I came from the days of film and darkrooms, Kodachrome vs. Ektachrome. For six years, everywhere I lived around the globe, one of the first improvements made to every home was the addition of a darkroom. Luckily we lived in palatial houses reserved for ex-pats so there was no shortage of bathrooms to convert to the workspaces. We hoarded film in the fridge like precious caviar and purchased huge quantities when we visited the States or Singapore. Getting it processed was often difficult and many precious rolls returned blank, images lost forever.
Our friends all had elaborate photographic equipment as well. It was relatively inexpensive in Asia and many carried cameras home to sell or give to relatives, allowing for constant upgrades of their own arsenal. Maybe because we were so far from our birthplaces, and the end product was so unpredictable and expensive, we took time and care with every shot, we studied the mechanics of the light. I can’t tell you how many light meters I owned. Through-The-Lens metering was in its infancy and the technology was delicate. Travel is tough on delicate equipment. Yet, when I look back through the “lens” of the slides and prints I made back then, I realize I’ve grown so lazy.
Photography is Laura’s art and career. Her equipment is impressive and the results stunning. Though everyone gets a great shot with a phone every once in while, Laura creates beautiful images consistently. So when I handed her the equivalent of a digital 35mm point-and-shoot, she stumbled. She asked simple enough questions in a language I used to speak, “manually setting the aperture or shutter speed?” I couldn’t answer. I have turned off all that knowledge since stepping into the land of digital. Shooting wantonly, viewing instantly and having editing power at my fingertips versus loading a roll of 24 shots into the camera, unloading and processing a contact sheet so I can decide what to print. This has made me so an indolent photographer.

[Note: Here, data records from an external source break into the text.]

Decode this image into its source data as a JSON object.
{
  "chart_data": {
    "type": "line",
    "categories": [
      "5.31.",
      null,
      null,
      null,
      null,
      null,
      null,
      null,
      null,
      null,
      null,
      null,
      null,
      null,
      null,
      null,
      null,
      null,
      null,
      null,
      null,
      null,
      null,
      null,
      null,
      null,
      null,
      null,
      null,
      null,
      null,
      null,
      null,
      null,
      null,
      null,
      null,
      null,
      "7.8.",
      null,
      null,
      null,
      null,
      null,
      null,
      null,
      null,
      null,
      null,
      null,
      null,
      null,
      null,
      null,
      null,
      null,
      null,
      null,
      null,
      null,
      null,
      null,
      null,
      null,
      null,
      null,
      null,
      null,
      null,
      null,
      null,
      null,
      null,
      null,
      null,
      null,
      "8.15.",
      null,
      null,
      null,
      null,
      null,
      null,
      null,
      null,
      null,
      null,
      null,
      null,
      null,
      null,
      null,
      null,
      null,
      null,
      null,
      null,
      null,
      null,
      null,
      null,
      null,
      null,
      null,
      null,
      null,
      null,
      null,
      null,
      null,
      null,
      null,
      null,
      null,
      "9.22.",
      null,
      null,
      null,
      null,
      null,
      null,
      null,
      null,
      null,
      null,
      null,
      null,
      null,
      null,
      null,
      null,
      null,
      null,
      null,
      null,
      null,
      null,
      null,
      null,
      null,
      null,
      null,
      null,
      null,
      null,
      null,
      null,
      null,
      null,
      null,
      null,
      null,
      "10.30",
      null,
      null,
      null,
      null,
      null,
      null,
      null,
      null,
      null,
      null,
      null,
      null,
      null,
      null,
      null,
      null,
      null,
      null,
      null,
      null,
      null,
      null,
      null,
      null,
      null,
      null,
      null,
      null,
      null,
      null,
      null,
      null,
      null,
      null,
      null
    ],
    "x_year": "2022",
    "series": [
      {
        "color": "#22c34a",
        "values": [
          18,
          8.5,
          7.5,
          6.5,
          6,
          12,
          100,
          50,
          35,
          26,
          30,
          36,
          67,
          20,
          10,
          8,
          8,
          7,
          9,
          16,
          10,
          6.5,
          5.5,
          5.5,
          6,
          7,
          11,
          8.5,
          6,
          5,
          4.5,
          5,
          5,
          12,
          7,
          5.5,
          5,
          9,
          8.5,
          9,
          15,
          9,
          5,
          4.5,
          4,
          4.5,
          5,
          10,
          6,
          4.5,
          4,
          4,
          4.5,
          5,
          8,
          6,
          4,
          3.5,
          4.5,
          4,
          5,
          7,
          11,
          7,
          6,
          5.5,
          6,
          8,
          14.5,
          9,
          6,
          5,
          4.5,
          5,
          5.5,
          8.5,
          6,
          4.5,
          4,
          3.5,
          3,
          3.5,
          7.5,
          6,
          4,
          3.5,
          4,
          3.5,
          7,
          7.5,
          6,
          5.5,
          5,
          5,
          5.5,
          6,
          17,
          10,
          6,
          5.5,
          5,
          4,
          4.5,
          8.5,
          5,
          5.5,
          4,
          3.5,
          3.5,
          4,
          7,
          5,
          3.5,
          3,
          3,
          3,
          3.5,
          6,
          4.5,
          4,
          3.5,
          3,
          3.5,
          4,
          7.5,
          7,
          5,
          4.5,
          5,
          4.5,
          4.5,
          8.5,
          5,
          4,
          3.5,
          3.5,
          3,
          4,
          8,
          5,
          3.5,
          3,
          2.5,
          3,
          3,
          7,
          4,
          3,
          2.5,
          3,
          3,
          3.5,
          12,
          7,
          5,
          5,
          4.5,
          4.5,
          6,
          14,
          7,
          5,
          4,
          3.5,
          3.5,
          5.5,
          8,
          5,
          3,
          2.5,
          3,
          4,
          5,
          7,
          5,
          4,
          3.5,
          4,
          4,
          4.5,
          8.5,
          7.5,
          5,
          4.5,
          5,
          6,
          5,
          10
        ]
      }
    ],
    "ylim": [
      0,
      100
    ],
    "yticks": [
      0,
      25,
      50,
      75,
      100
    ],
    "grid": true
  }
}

My Nikon has lots of settings. It can do everything Laura was asking. I have no idea how to do it, what buttons to push and dials to turn. The dog-eared manual is battered, not from overuse, but from the many changes in camera bags over the years. The camera is trustworthy and bomb-proof and with enough shots to choose from and the quick fixes on the computer. I am not dissatisfied enough with my work to make the effort to learn how to do these things again in this lifetime.